Tebal : 455 Halaman
“It takes ten times as long to put yourself back together as it does to fall apart.”
“I drag myself out of nightmares each morning and find there’s no relief in waking.”
Katniss is only a human, and after one human suffered that much, things will never be the same. This goes not only for Katniss, but also Peeta, Gale and other characters that seems to be changed to be a completely different person in this Hunger Games third series. I love Suzanne Collins for her bravery to take the risk by putting a taste of bitterness, despair and sadness of real life in her story.
There is no such thing as a superhuman, superhero or a happy ever after in real life. The best that we can do is hold on to that tiny little pieces of sanity that we still possess to live another day. And you cannot put back together broken pieces, it is damaged forever. That’s what happened. So it is too much for readers to hope that Katniss will always be that brave girl we encounter in book one.
For me, the transformation of the characters is so real, and I felt them. Things happened, people changed, our self changed, and there is no going back to who we used to be. It’s irreversible.

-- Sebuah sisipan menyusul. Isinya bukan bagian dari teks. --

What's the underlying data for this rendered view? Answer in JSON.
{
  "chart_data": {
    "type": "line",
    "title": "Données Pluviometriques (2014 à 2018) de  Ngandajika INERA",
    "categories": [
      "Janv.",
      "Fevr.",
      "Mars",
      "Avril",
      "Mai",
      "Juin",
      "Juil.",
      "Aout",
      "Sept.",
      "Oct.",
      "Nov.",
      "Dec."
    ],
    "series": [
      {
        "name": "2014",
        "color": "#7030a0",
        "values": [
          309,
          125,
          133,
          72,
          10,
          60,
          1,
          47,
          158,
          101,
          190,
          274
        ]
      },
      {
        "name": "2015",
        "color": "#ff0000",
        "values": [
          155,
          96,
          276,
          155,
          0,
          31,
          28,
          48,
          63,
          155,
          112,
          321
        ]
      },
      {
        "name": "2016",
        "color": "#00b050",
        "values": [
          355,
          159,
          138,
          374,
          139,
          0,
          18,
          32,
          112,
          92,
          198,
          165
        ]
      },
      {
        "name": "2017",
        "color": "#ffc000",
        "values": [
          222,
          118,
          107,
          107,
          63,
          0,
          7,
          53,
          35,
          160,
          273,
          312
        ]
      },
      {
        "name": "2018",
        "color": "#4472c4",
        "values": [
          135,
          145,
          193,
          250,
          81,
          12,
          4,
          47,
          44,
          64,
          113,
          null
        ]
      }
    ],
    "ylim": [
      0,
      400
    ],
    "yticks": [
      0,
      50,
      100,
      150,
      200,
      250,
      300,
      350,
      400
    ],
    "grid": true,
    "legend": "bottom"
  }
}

Kyaaahh, emosi saya bener2 terkuras membaca buku ketiga ini. Banyak ironi yang bikin sesek nafas dan intrik politik yang bikin saya pengen ngelempar karakter2 yang super nyebelin itu ke lobang buaya. But over all I am happy with how the story ends. That’s why I gave 5 stars to this book in Goodreads.
Apa yang akan kamu lakukan jika kamu baru saja menyadari kalau kamu begitu mencintai seseorang melebihi hidupmu sendiri dan di titik kesadaran itu ternyata orang yang kamu cintai lepas dari jangkauan dan ditahan oleh orang paling jahat di dunia yang akan menyiksanya perlahan-lahan untuk membuatmu menjadi patah dan gila. Plus ternyata rumahmu, daerah asalmu telah diratakan dengan tanah, dihancurkan tanpa ampun berikut mayoritas penduduknya. Semua hancur. Tidak ada lagi District 12. I say we kill him.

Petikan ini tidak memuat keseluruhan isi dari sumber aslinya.